Le sujet est trop lourd pour que nous nous positionnions dans la précipitation. On ne peut pas proposer de telles évolutions sans un travail approfondi d’écoute, d’analyse et de dialogue. Par conséquent, mon groupe s’abstiendra.

Pour ma part, comme élu d’Alsace, je voterai contre cet amendement, en lui opposant cinq arguments.

Premièrement, l’argument de compensation, car ce droit particulier est le fruit de déchirures. Cette différenciation est la compensation d’une rupture historique, comme le droit particulier de la Corse compense une disparité géographique. Or on ne peut pas plus effacer l’histoire qu’ignorer la géographie.

Deuxièmement, l’argument européen, car si le régime des cultes reconnus déconcerte parfois les autres Français, il est largement partagé dans une Europe très familière de ce principe de reconnaissance des cultes institués.

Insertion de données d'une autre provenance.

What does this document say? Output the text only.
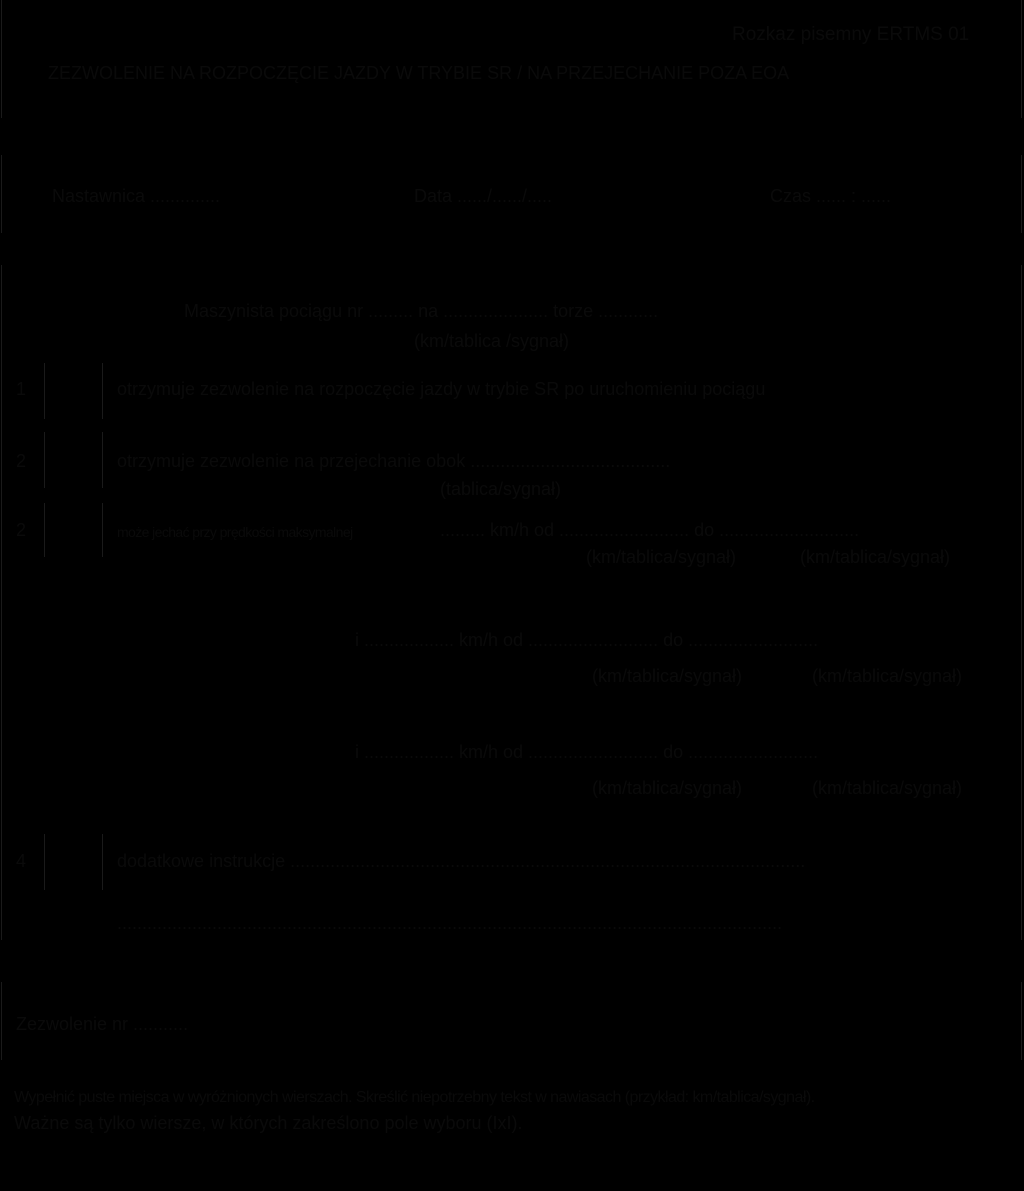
Rozkaz pisemny ERTMS 01
ZEZWOLENIE NA ROZPOCZĘCIE JAZDY W TRYBIE SR / NA PRZEJECHANIE POZA EOA
Nastawnica ..............	Data ....../....../.....	Czas ...... : ......
Maszynista pociągu nr ......... na ..................... torze ............
(km/tablica /sygnał)
1	otrzymuje zezwolenie na rozpoczęcie jazdy w trybie SR po uruchomieniu pociągu
2	otrzymuje zezwolenie na przejechanie obok ........................................
(tablica/sygnał)
2	może jechać przy prędkości maksymalnej	......... km/h od .......................... do ............................
(km/tablica/sygnał)	(km/tablica/sygnał)
i .................. km/h od .......................... do ..........................
(km/tablica/sygnał)	(km/tablica/sygnał)
i .................. km/h od .......................... do ..........................
(km/tablica/sygnał)	(km/tablica/sygnał)
4	dodatkowe instrukcje .......................................................................................................
.....................................................................................................................................
Zezwolenie nr ...........
Wypełnić puste miejsca w wyróżnionych wierszach. Skreślić niepotrzebny tekst w nawiasach (przykład: km/tablica/sygnał).
Ważne są tylko wiersze, w których zakreślono pole wyboru (IxI).
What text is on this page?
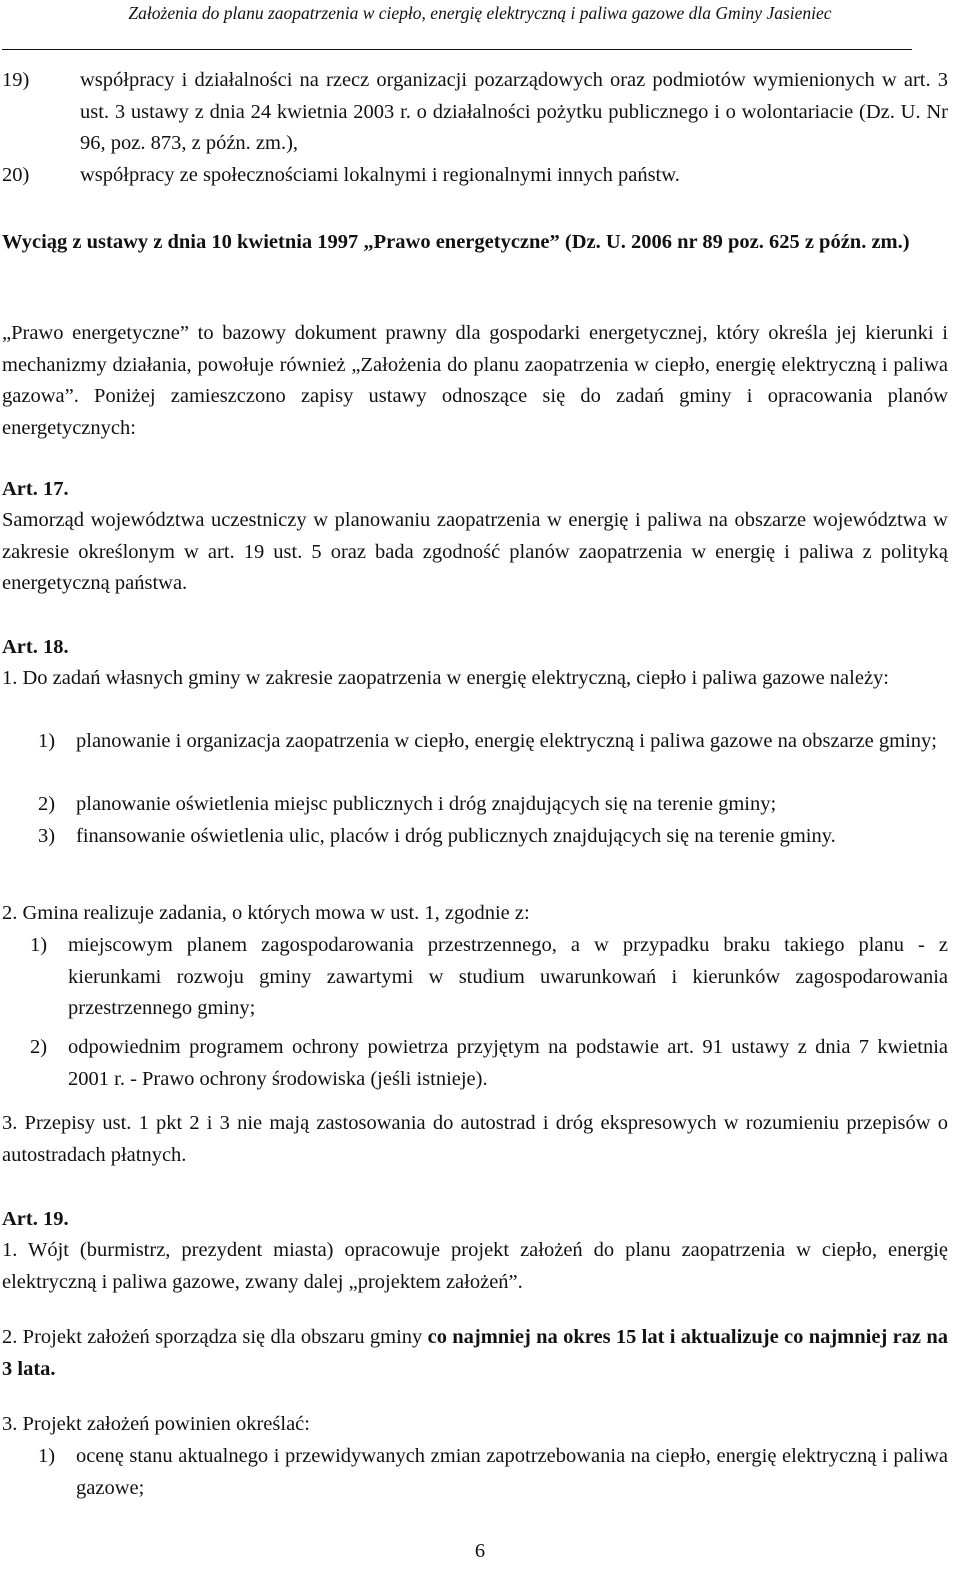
Założenia do planu zaopatrzenia w ciepło, energię elektryczną i paliwa gazowe dla Gminy Jasieniec
19) współpracy i działalności na rzecz organizacji pozarządowych oraz podmiotów wymienionych w art. 3 ust. 3 ustawy z dnia 24 kwietnia 2003 r. o działalności pożytku publicznego i o wolontariacie (Dz. U. Nr 96, poz. 873, z późn. zm.),
20) współpracy ze społecznościami lokalnymi i regionalnymi innych państw.
Wyciąg z ustawy z dnia 10 kwietnia 1997 „Prawo energetyczne” (Dz. U. 2006 nr 89 poz. 625 z późn. zm.)
„Prawo energetyczne” to bazowy dokument prawny dla gospodarki energetycznej, który określa jej kierunki i mechanizmy działania, powołuje również „Założenia do planu zaopatrzenia w ciepło, energię elektryczną i paliwa gazowa”. Poniżej zamieszczono zapisy ustawy odnoszące się do zadań gminy i opracowania planów energetycznych:
Art. 17.
Samorząd województwa uczestniczy w planowaniu zaopatrzenia w energię i paliwa na obszarze województwa w zakresie określonym w art. 19 ust. 5 oraz bada zgodność planów zaopatrzenia w energię i paliwa z polityką energetyczną państwa.
Art. 18.
1. Do zadań własnych gminy w zakresie zaopatrzenia w energię elektryczną, ciepło i paliwa gazowe należy:
1) planowanie i organizacja zaopatrzenia w ciepło, energię elektryczną i paliwa gazowe na obszarze gminy;
2) planowanie oświetlenia miejsc publicznych i dróg znajdujących się na terenie gminy;
3) finansowanie oświetlenia ulic, placów i dróg publicznych znajdujących się na terenie gminy.
2. Gmina realizuje zadania, o których mowa w ust. 1, zgodnie z:
1) miejscowym planem zagospodarowania przestrzennego, a w przypadku braku takiego planu - z kierunkami rozwoju gminy zawartymi w studium uwarunkowań i kierunków zagospodarowania przestrzennego gminy;
2) odpowiednim programem ochrony powietrza przyjętym na podstawie art. 91 ustawy z dnia 7 kwietnia 2001 r. - Prawo ochrony środowiska (jeśli istnieje).
3. Przepisy ust. 1 pkt 2 i 3 nie mają zastosowania do autostrad i dróg ekspresowych w rozumieniu przepisów o autostradach płatnych.
Art. 19.
1. Wójt (burmistrz, prezydent miasta) opracowuje projekt założeń do planu zaopatrzenia w ciepło, energię elektryczną i paliwa gazowe, zwany dalej „projektem założeń”.
2. Projekt założeń sporządza się dla obszaru gminy co najmniej na okres 15 lat i aktualizuje co najmniej raz na 3 lata.
3. Projekt założeń powinien określać:
1) ocenę stanu aktualnego i przewidywanych zmian zapotrzebowania na ciepło, energię elektryczną i paliwa gazowe;
6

Troisièmement, l’argument constitutionnel, car le Conseil constitutionnel a tranché en reconnaissant le droit des religions en Alsace-Moselle conforme à la Constitution et compatible avec le principe de laïcité.

Quatrièmement, l’argument d’équilibre, car la France soutient des aumôneries et accepte les droits particuliers des cultes outre-mer, comme nous l’avons vu. Partout, elle concilie les deux principes républicains de laïcité et de liberté religieuse. En Alsace-Moselle l’équilibre est différent, mais tout aussi intelligent.

Enfin, l’argument de la concorde, car la pratique a évidemment évolué depuis Bonaparte. Nous n’en sommes plus au régime du donnant-donnant, où la subvention d’État s’échange contre le contrôle politique des cultes. Un nouveau rapport s’est instauré entre, d’une part, les pouvoirs publics de plus en plus décentralisés et, d’autre part, les cultes devenus acteurs de l’espace public par leur engagement social, caritatif, et interreligieux. Cette évolution participe à l’amélioration du vivre-ensemble.

Cet argument incite d’ailleurs, au nom de l’égalité, à élargir progressivement le groupe des quatre cultes statutaires à l’islam, en commençant peut-être par les dispositions qui concernent l’éveil culturel et religieux dans le domaine scolaire, ou encore par celles qui portent sur la formation des ministres du culte dans le cadre universitaire local.